The financial technology start-up – which was founded in 2018 – announced at the end of January that it closed a $60 million series A funding in debt and equity to support its growth ambitions in the sector. The funding was led by Philadelphia-based investment firm LL Funds.
Doyle explained to SCF Briefing that too often smaller sub-contractors in the construction industry are unable to take on as many projects as they want to due to bottlenecks in the financing of the supply chain between material suppliers, sub-contractors and contractors.
“Most suppliers are providing 30-day or sometimes 60-day terms, yet even if it is 60-day terms, that does not necessarily cover the gap between when the sub-contractor has to purchase the material and when they get paid for their work. Suppliers are in tough position where they can end up effectively competing on credit terms,” he explained.
This means smaller sub-contractors are often in a position where they can’t accept new building projects until they’ve received payment for earlier projects and settled their bills with suppliers. The suppliers are often forced to extend and make their payment terms more attractive to keep their clients’ business.
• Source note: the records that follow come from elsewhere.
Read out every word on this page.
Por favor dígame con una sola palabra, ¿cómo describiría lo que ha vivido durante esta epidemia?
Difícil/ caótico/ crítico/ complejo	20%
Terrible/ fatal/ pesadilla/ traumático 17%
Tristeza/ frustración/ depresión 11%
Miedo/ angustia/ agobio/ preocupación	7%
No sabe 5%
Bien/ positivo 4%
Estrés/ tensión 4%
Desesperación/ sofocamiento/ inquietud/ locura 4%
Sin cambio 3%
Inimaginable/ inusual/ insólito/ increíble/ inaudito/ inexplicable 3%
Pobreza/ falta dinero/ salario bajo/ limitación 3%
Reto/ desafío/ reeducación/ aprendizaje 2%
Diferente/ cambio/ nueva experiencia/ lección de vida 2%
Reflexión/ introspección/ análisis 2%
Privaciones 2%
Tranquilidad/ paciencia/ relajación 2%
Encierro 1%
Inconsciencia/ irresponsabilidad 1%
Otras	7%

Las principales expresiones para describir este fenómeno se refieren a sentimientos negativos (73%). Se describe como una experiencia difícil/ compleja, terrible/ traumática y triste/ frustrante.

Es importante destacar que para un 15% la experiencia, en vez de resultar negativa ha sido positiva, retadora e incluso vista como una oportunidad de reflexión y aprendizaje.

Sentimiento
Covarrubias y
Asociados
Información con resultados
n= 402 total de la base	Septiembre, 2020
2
“[It is] limiting growth and it also limiting competition,” said Doyle.
“The sub-contractor wants to compete with larger companies, grow and take on extra projects. This solution enables those that can perform the project can take on more, and not just those that can afford the capital spend to get the next project,” he argued.
Billd’s new financial software acts as a layer between the supplier and the sub-contractor, whereby the fintech pays the supplier upfront, while the sub-contractor has up to 120 days to pay Billd for the materials.
“It is [the product] of tremendous benefit to the supplier. Suppliers are competing on selling their performance, how reliable they are, their pricing and are always looking for ways to differentiate themselves. The problem is they are not lenders and shouldn’t be put in a position where they are differentiating themselves on their credit risk,” he said.
To protect Billd from potential losses, the fintech has structured the product so that together with the sub-contractor, they have statutory lien rights over the project property and could potentially recover losses from the property owner – in the case of the main contractor going bankrupt, for example.
Billd is far from the only US company harnessing financial technology and non-traditional lender underwriting techniques to finance small and medium sized companies.
Other fintechs active in the US market such as Kabbage and OnDeck are competing in a similar arena, offering loans and advance payment solutions to small and medium-sized businesses.
Doyle emphasised how Billd’s sole focus on construction ensures it stands out from the competition.
“We are focused on construction industry 100 percent – that’s our biggest differentiator,” he said.
“Our team has construction experience, whether it is working with the supplier or the sub-contractor. I framed houses for two years when I was at high school and having that hands-on experience is extremely important to me. As we build out the team, if you don’t have that experience, we’ll probably send you out to get it,” he said.
Billd will remain focused supply chain financing for sub-contractors for the near future, Doyle added, before it considers opportunities elsewhere in the construction sector.
He said the next step for the company is to generate a track record of repeat business with sub-contractors, where loans are originated and paid off to build up a performance history which will help bring down the overall cost of the solution.
As part of the latest fundraising deal with LL Funds, Shivraj Mundy, partner at the fund, joined Billd as executive chairman. He was previously a MicKinsey consultant and brings with him 17 years of specialty finance experience.